ZooKeeper and CloudWatch

Building A Watcher

Writing custom code isn’t for everyone. If you prefer to use existing solutions, check out our self-hosted guide or our third party comparison list

You can also interface with ZooKeeper using Soabase Exhibitor. While this approach may seem simpler, it’s actually more complex. You will need to setup Exhibitor, an http ingestor AND a CloudWatch pusher. The approach below uses a single, bundled component to do all three. Exhibitor is also an archived project and no longer maintained.

First, we need a watcher application to connect to ZooKeeper and pull the metrics we need. You can put this watcher in your main application or as a standalone app. Open up your project and create a new package for your watcher.

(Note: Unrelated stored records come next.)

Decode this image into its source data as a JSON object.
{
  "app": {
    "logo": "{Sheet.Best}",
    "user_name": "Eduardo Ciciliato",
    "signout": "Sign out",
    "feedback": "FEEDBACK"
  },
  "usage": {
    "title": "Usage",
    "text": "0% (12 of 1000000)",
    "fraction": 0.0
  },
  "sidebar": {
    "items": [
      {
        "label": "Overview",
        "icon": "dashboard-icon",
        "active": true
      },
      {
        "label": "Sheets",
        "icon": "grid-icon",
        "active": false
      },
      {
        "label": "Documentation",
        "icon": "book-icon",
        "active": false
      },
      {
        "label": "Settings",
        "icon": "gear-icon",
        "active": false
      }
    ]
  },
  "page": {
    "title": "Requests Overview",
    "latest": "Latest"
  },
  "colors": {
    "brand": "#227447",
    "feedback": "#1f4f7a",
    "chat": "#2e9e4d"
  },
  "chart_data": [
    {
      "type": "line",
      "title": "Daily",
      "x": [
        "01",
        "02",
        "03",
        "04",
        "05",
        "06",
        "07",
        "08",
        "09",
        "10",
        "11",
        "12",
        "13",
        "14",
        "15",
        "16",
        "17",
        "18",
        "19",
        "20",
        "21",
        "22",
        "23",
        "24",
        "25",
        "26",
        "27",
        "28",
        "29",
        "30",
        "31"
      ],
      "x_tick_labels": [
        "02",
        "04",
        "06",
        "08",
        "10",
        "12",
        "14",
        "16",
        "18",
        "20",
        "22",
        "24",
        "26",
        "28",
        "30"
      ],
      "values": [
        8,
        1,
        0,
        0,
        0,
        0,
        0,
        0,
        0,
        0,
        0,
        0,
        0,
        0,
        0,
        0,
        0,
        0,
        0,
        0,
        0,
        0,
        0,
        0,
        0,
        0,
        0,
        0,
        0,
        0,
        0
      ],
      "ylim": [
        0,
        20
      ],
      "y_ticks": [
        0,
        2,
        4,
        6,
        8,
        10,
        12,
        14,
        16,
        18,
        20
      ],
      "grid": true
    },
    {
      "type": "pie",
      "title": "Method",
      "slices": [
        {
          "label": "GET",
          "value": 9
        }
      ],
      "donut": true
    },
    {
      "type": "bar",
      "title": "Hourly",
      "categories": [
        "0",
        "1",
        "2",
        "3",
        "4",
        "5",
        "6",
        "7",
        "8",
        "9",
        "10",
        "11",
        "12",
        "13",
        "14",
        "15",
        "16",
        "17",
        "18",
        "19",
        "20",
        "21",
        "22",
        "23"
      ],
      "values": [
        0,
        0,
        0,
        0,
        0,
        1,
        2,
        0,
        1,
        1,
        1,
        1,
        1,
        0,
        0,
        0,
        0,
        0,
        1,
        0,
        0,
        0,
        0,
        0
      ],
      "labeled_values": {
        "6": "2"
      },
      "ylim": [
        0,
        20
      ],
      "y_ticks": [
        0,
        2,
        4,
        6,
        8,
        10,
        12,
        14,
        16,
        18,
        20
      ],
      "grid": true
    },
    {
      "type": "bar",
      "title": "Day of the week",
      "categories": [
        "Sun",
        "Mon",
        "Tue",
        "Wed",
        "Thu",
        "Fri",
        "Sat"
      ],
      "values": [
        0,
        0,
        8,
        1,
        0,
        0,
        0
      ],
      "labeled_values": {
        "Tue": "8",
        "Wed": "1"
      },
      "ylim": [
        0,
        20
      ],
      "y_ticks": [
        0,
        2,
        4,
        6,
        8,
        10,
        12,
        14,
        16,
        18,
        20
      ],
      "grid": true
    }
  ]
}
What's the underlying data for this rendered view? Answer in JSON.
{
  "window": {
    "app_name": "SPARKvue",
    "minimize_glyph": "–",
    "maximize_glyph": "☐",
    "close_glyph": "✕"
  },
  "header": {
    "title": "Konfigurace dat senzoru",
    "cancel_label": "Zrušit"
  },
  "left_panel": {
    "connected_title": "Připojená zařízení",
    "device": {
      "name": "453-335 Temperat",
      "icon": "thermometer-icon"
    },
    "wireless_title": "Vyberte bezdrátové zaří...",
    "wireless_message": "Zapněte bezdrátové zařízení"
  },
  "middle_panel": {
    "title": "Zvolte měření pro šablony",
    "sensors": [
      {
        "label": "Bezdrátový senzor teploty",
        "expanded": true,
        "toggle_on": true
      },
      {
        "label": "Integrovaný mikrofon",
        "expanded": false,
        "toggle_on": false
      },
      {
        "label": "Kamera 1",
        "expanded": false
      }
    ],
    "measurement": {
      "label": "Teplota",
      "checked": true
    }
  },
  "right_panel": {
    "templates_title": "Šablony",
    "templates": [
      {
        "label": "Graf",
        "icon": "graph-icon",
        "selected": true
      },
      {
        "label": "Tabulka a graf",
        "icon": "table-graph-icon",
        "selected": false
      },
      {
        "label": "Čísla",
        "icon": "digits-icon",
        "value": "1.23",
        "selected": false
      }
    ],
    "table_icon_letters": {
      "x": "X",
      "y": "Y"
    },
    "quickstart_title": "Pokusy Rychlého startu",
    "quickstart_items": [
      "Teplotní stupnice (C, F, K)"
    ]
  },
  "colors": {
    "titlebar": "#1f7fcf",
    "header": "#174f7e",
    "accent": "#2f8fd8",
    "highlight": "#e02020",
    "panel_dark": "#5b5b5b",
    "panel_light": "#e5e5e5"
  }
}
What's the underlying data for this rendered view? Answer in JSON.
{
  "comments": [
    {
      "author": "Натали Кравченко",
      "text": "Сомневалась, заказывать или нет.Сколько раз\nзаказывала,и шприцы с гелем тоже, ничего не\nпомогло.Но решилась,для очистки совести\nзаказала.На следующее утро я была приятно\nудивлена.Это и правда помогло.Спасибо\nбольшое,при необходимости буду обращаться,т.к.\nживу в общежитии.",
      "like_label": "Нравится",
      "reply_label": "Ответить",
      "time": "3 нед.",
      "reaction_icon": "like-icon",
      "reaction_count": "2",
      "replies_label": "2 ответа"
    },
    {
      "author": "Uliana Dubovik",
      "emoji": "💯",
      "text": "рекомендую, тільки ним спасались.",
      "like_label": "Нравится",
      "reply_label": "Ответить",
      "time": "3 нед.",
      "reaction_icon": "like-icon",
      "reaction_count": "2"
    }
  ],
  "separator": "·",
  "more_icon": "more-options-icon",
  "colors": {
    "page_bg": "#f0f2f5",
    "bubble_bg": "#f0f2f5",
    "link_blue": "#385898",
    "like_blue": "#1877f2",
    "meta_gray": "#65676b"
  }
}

We’ll start with a stub method that we can call every few seconds.

				
					public static void publishCloudWatchData(CloudWatchClient cw, String zkHost, String zkPort) {
    // get zookeeper stats and push to cloud watch
}
				
			

Next, let’s fill out the method body. Start by pulling the ZooKeeper status information. We’ll use the mntr command.  You can see the official documentation for more details on this command.

				
					try {
    String commandOutput;

    // connect to zookeeper host
    using(Socket zk = new Socket(zkHost, zkPort)) {
        
        // send mntr command
        OutputStream zkInput = zk.getOutputStream();
        zkInput.write("mntr\n".getBytes());
        zkInput.close();

        // get response from zookeeper
        StringWriter writer = new StringWriter();
        IOUtils.copy(zk.getInputStream(), writer, encoding);
        commandOutput = writer.toString();
    }
} catch (CloudWatchException | IOException e) {
    System.err.println(e.getMessage());
}
				
			

Once we have our mntr output, we can convert that into CloudWatch data.

				
					// get current time
String time = ZonedDateTime.now( ZoneOffset.UTC ).format( DateTimeFormatter.ISO_INSTANT );
Instant instant = Instant.parse(time);

// convert command output to CloudWatch format
String[] lines = commandOutput.split("\n");
List<MetricDatum> metricDataList = new ArrayList<>();

for(String line : lines) {
    String[] parts = line.split("\t");
    
    // parse metric value
    Scanner sc = new Scanner(parts[1]);
    if(!sc.hasNextDouble()) {
        continue; // only include numeric values
    }

    double value = sc.nextDouble()

    String metricName = parts[0];

    // setup metric units
    StandardUnit unit = StandardUnit.NONE;
    if(metricName.endsWith("latency")) {
        unit = StandardUnit.MILLISECONDS;
    }

    // CloudWatch format
    MetricDatum datum = MetricDatum.builder()
        .metricName(metricName)
        .unit(unit)
        .value(value)
        .timestamp(instant)
        .build();    

    // add to CloudWatch list
    metricDataList.add(datum);
}
				
			

Finally, let’s put it all together. We connect to ZooKeeper, get the mntr output, convert to CloudWatch and submit to CloudWatch.

				
					
aws cloudwatch put-metric-data --metric-name Buffers --namespace MyNameSpace --unit Bytes --value 231434333 --dimensions InstanceId=1-23456789,InstanceType=m1.small

aws cloudwatch put-metric-data --metric-name PageViewCount --namespace MyService --statistic-values Sum=11,Minimum=2,Maximum=5,SampleCount=3 --timestamp 2016-10-14T12:00:00.000Z


public static void publishCloudWatchData(CloudWatchClient cw, String zkHost, String zkPort) {
        try {
            String commandOutput;

            // connect to zookeeper server
            using(Socket zk = new Socket(zkHost, zkPort)) {
                
                // send mntr command
                OutputStream zkInput = zk.getOutputStream();
                zkInput.write("mntr\n".getBytes());
                zkInput.close();

                // read zookeeper response
                StringWriter writer = new StringWriter();
                IOUtils.copy(zk.getInputStream(), writer, encoding);
                commandOutput = writer.toString();
            }

            // get current time
            String time = ZonedDateTime.now( ZoneOffset.UTC ).format( DateTimeFormatter.ISO_INSTANT );
            Instant instant = Instant.parse(time);

            // convert command output to CloudWatch format
            String[] lines = commandOutput.split("\n");
            List<MetricDatum> metricDataList = new ArrayList<>();

            for(String line : lines) {
                String[] parts = line.split("\t");
                
                // parse metric value
                Scanner sc = new Scanner(parts[1]);
                if(!sc.hasNextDouble()) {
                    continue; // only include numeric values
                }

                double value = sc.nextDouble()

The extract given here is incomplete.